Bu uzun tarihin son bölümü ise bir haftadan biraz daha uzun bir süre önce, JD Vance'in kanıt sunmadan Ohio eyaletinin Springfield kentine yerleşen Haitili göçmenlerin, kent sakinlerinin evcil köpek ve kedilerini kaçırıp yediklerini iddia etmesiyle başladı.

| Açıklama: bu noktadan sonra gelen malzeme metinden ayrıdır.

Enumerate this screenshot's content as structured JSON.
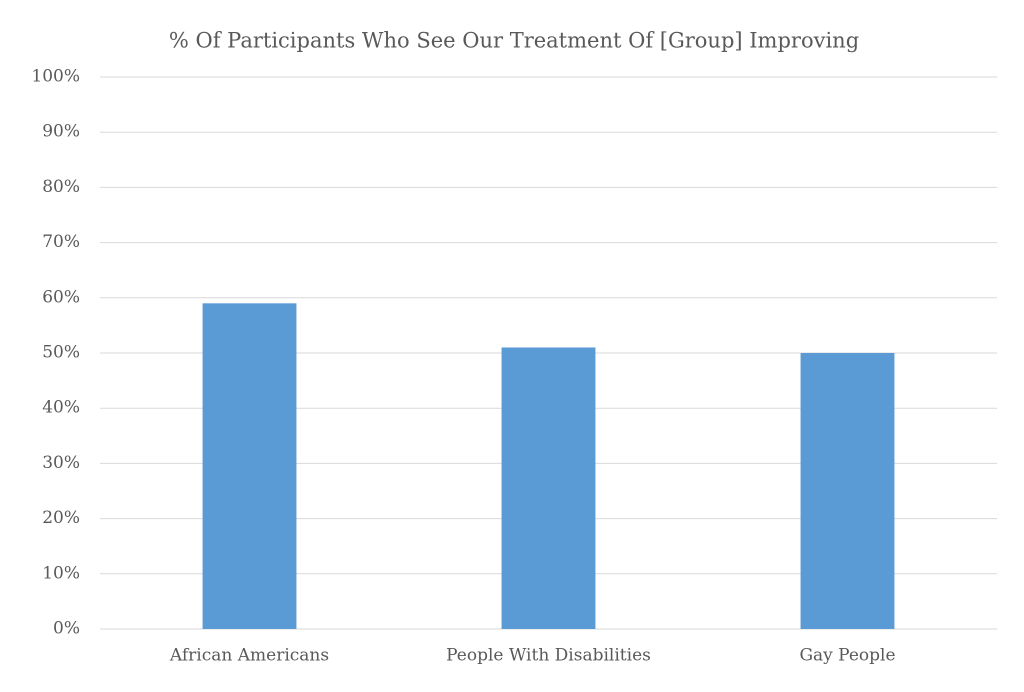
{
  "chart_data": {
    "type": "bar",
    "title": "% Of Participants Who See Our Treatment Of [Group] Improving",
    "categories": [
      "African Americans",
      "People With Disabilities",
      "Gay People"
    ],
    "values": [
      59,
      51,
      50
    ],
    "color": "#5b9bd5",
    "ylim": [
      0,
      100
    ],
    "yticks": [
      {
        "value": 0,
        "label": "0%"
      },
      {
        "value": 10,
        "label": "10%"
      },
      {
        "value": 20,
        "label": "20%"
      },
      {
        "value": 30,
        "label": "30%"
      },
      {
        "value": 40,
        "label": "40%"
      },
      {
        "value": 50,
        "label": "50%"
      },
      {
        "value": 60,
        "label": "60%"
      },
      {
        "value": 70,
        "label": "70%"
      },
      {
        "value": 80,
        "label": "80%"
      },
      {
        "value": 90,
        "label": "90%"
      },
      {
        "value": 100,
        "label": "100%"
      }
    ],
    "grid": true
  }
}
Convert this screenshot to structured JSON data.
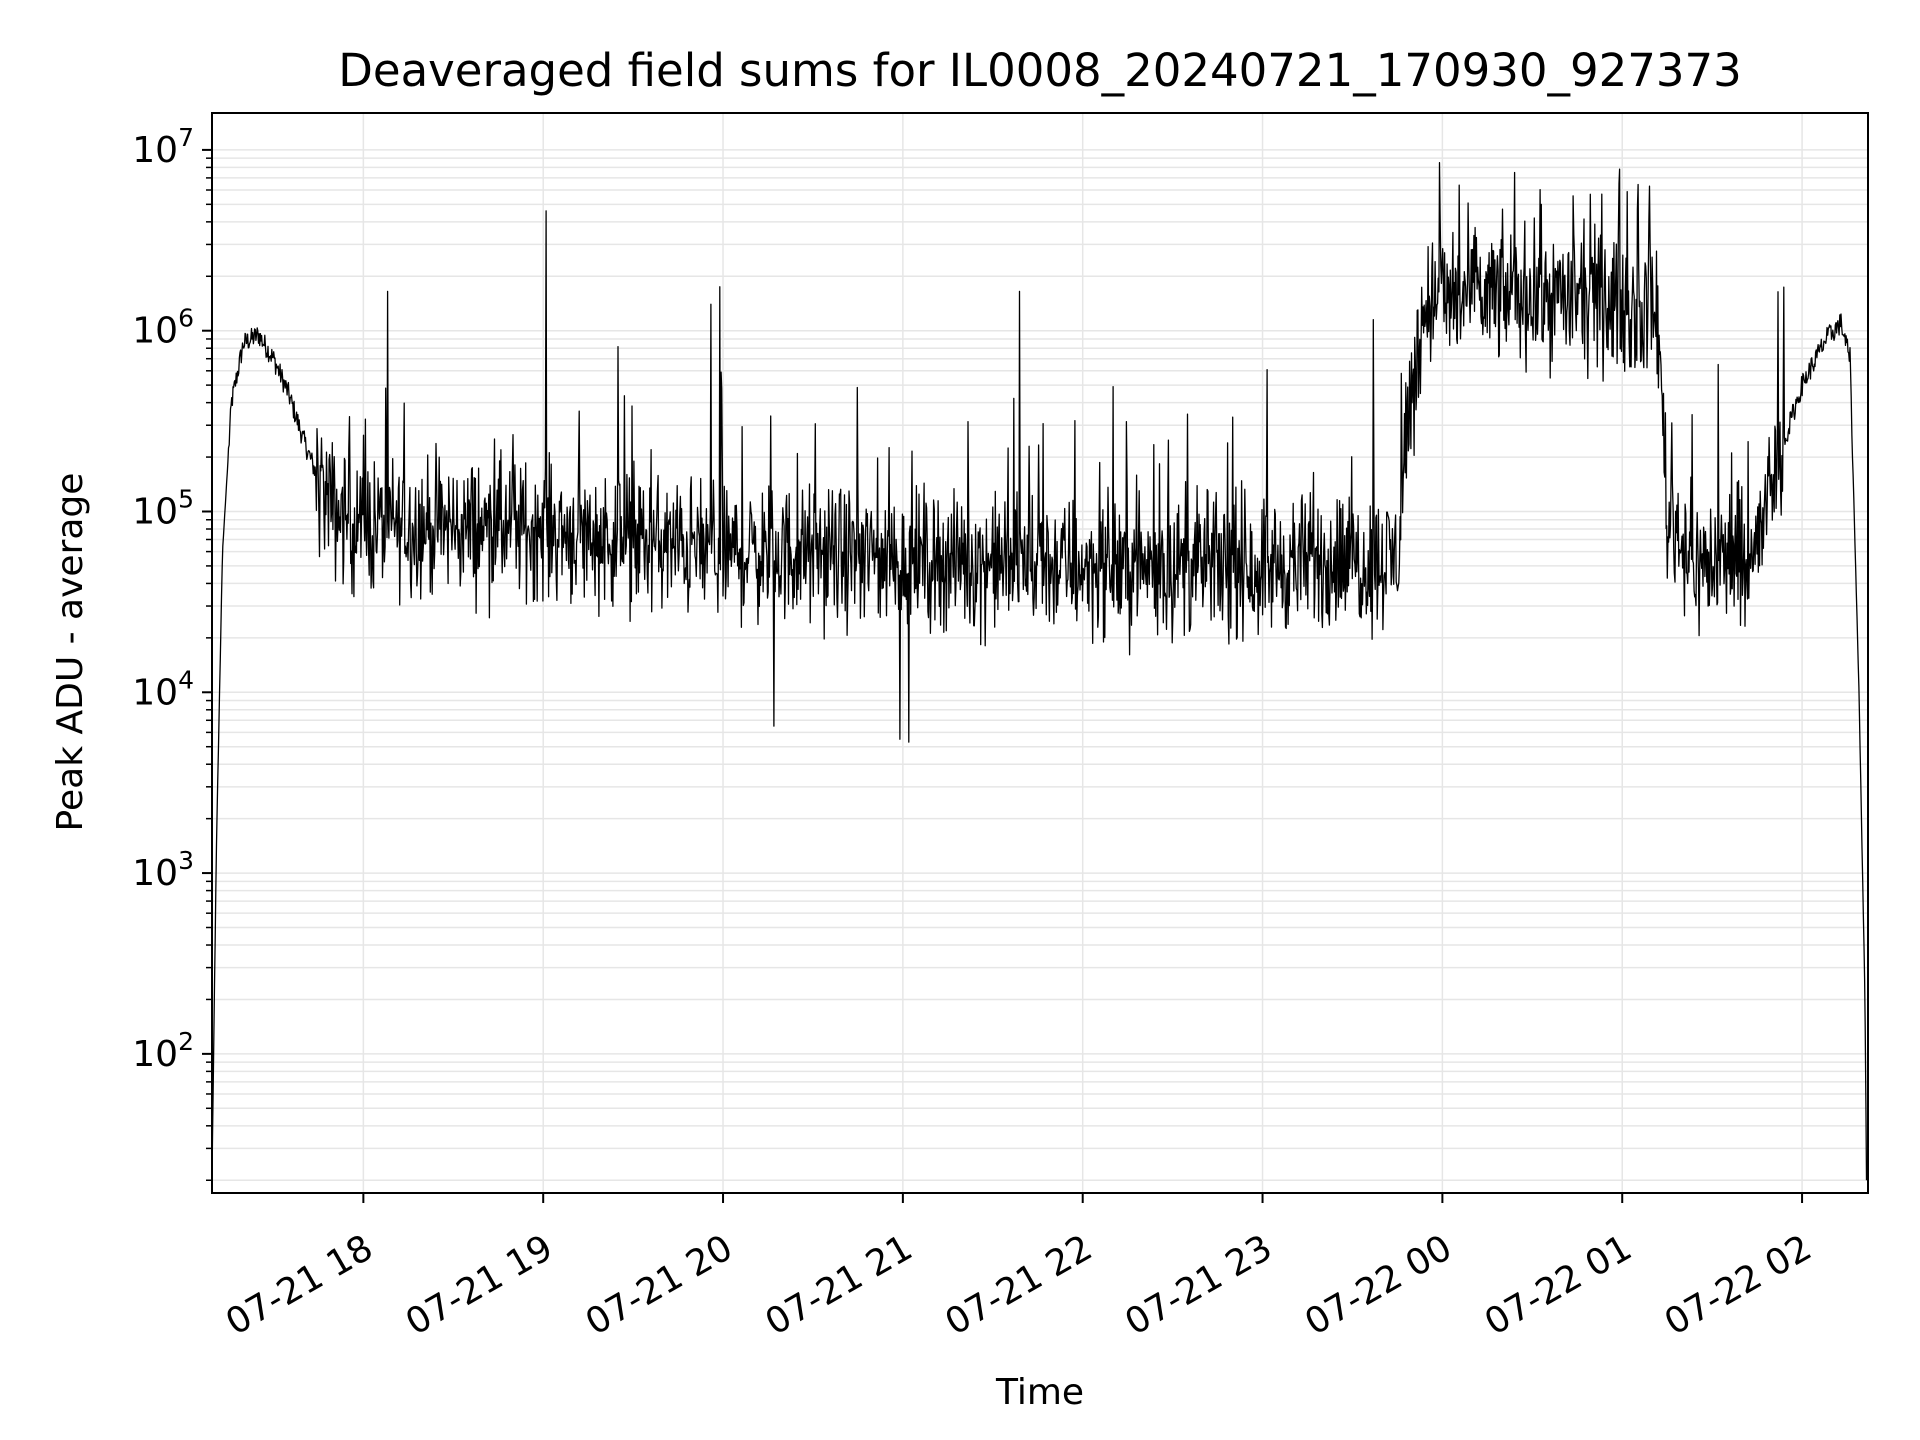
{
  "chart_data": {
    "type": "line",
    "title": "Deaveraged field sums for IL0008_20240721_170930_927373",
    "xlabel": "Time",
    "ylabel": "Peak ADU - average",
    "yscale": "log",
    "grid": true,
    "xlim": [
      "2024-07-21 17:09:30",
      "2024-07-22 02:22:00"
    ],
    "ylim": [
      17,
      16000000
    ],
    "x_ticks": [
      {
        "t": "2024-07-21 18:00",
        "label": "07-21 18"
      },
      {
        "t": "2024-07-21 19:00",
        "label": "07-21 19"
      },
      {
        "t": "2024-07-21 20:00",
        "label": "07-21 20"
      },
      {
        "t": "2024-07-21 21:00",
        "label": "07-21 21"
      },
      {
        "t": "2024-07-21 22:00",
        "label": "07-21 22"
      },
      {
        "t": "2024-07-21 23:00",
        "label": "07-21 23"
      },
      {
        "t": "2024-07-22 00:00",
        "label": "07-22 00"
      },
      {
        "t": "2024-07-22 01:00",
        "label": "07-22 01"
      },
      {
        "t": "2024-07-22 02:00",
        "label": "07-22 02"
      }
    ],
    "y_ticks": [
      {
        "value": 100,
        "base": "10",
        "exp": "2"
      },
      {
        "value": 1000,
        "base": "10",
        "exp": "3"
      },
      {
        "value": 10000,
        "base": "10",
        "exp": "4"
      },
      {
        "value": 100000,
        "base": "10",
        "exp": "5"
      },
      {
        "value": 1000000,
        "base": "10",
        "exp": "6"
      },
      {
        "value": 10000000,
        "base": "10",
        "exp": "7"
      }
    ],
    "line_color": "#000000",
    "grid_color": "#e6e6e6",
    "series": [
      {
        "baseline": [
          [
            "2024-07-21 17:09:30",
            20
          ],
          [
            "2024-07-21 17:10:00",
            90
          ],
          [
            "2024-07-21 17:11:00",
            1500
          ],
          [
            "2024-07-21 17:13:00",
            60000
          ],
          [
            "2024-07-21 17:16:00",
            400000
          ],
          [
            "2024-07-21 17:20:00",
            850000
          ],
          [
            "2024-07-21 17:25:00",
            950000
          ],
          [
            "2024-07-21 17:30:00",
            700000
          ],
          [
            "2024-07-21 17:35:00",
            450000
          ],
          [
            "2024-07-21 17:40:00",
            250000
          ],
          [
            "2024-07-21 17:45:00",
            150000
          ],
          [
            "2024-07-21 17:50:00",
            100000
          ],
          [
            "2024-07-21 18:00:00",
            85000
          ],
          [
            "2024-07-21 19:00:00",
            80000
          ],
          [
            "2024-07-21 19:40:00",
            65000
          ],
          [
            "2024-07-21 20:00:00",
            60000
          ],
          [
            "2024-07-21 21:00:00",
            55000
          ],
          [
            "2024-07-21 22:00:00",
            50000
          ],
          [
            "2024-07-21 23:00:00",
            50000
          ],
          [
            "2024-07-21 23:45:00",
            55000
          ],
          [
            "2024-07-21 23:48:00",
            300000
          ],
          [
            "2024-07-21 23:55:00",
            1500000
          ],
          [
            "2024-07-22 00:30:00",
            1600000
          ],
          [
            "2024-07-22 01:00:00",
            1400000
          ],
          [
            "2024-07-22 01:12:00",
            1200000
          ],
          [
            "2024-07-22 01:15:00",
            100000
          ],
          [
            "2024-07-22 01:25:00",
            50000
          ],
          [
            "2024-07-22 01:45:00",
            60000
          ],
          [
            "2024-07-22 01:50:00",
            150000
          ],
          [
            "2024-07-22 02:00:00",
            500000
          ],
          [
            "2024-07-22 02:08:00",
            900000
          ],
          [
            "2024-07-22 02:13:00",
            1100000
          ],
          [
            "2024-07-22 02:16:00",
            700000
          ],
          [
            "2024-07-22 02:19:00",
            10000
          ],
          [
            "2024-07-22 02:21:00",
            200
          ],
          [
            "2024-07-22 02:21:30",
            20
          ]
        ],
        "noise": [
          {
            "from": "2024-07-21 17:44:00",
            "to": "2024-07-22 01:54:00",
            "spread_decades": 0.55
          }
        ],
        "spikes": [
          [
            "2024-07-21 19:01:00",
            4600000
          ],
          [
            "2024-07-21 19:56:00",
            1400000
          ],
          [
            "2024-07-21 19:59:00",
            1750000
          ],
          [
            "2024-07-21 21:39:00",
            1650000
          ],
          [
            "2024-07-21 23:37:00",
            1150000
          ],
          [
            "2024-07-21 23:59:00",
            8500000
          ],
          [
            "2024-07-22 00:24:00",
            7500000
          ],
          [
            "2024-07-22 00:59:00",
            6500000
          ],
          [
            "2024-07-22 01:09:00",
            6300000
          ],
          [
            "2024-07-22 01:32:00",
            650000
          ],
          [
            "2024-07-21 20:17:00",
            6500
          ],
          [
            "2024-07-21 20:59:00",
            5500
          ],
          [
            "2024-07-21 21:02:00",
            5300
          ]
        ]
      }
    ]
  }
}
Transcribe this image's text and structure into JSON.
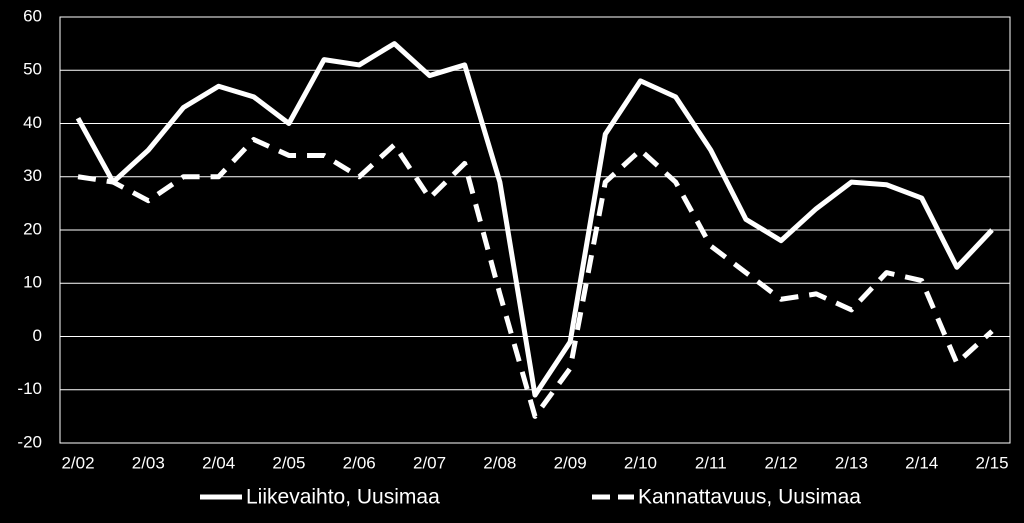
{
  "chart_data": {
    "type": "line",
    "categories": [
      "2/02",
      null,
      "2/03",
      null,
      "2/04",
      null,
      "2/05",
      null,
      "2/06",
      null,
      "2/07",
      null,
      "2/08",
      null,
      "2/09",
      null,
      "2/10",
      null,
      "2/11",
      null,
      "2/12",
      null,
      "2/13",
      null,
      "2/14",
      null,
      "2/15"
    ],
    "series": [
      {
        "name": "Liikevaihto, Uusimaa",
        "color": "#ffffff",
        "dash": false,
        "values": [
          41,
          29,
          35,
          43,
          47,
          45,
          40,
          52,
          51,
          55,
          49,
          51,
          29,
          -11,
          -1,
          38,
          48,
          45,
          35,
          22,
          18,
          24,
          29,
          28.5,
          26,
          13,
          20
        ]
      },
      {
        "name": "Kannattavuus, Uusimaa",
        "color": "#ffffff",
        "dash": true,
        "values": [
          30,
          29,
          25.5,
          30,
          30,
          37,
          34,
          34,
          30,
          36,
          26,
          32.5,
          8,
          -15,
          -6,
          29,
          35,
          29,
          17,
          12,
          7,
          8,
          5,
          12,
          10.5,
          -5,
          1
        ]
      }
    ],
    "ylim": [
      -20,
      60
    ],
    "yticks": [
      -20,
      -10,
      0,
      10,
      20,
      30,
      40,
      50,
      60
    ],
    "grid": true
  }
}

Trump bu iddiasını ertesi gün Demokrat Parti başkan adayı ve Başkan Yardımcısı Kamala Harris ile televizyonda yayınlanan münazarada tekrarlayarak güçlendirdi. Tartışmanın moderatörleri canlı yayında, Springfield'deki yerel yetkililerin, iddiayı destekleyecek hiçbir kanıt olmadığını söylediklerine dikkat çekti.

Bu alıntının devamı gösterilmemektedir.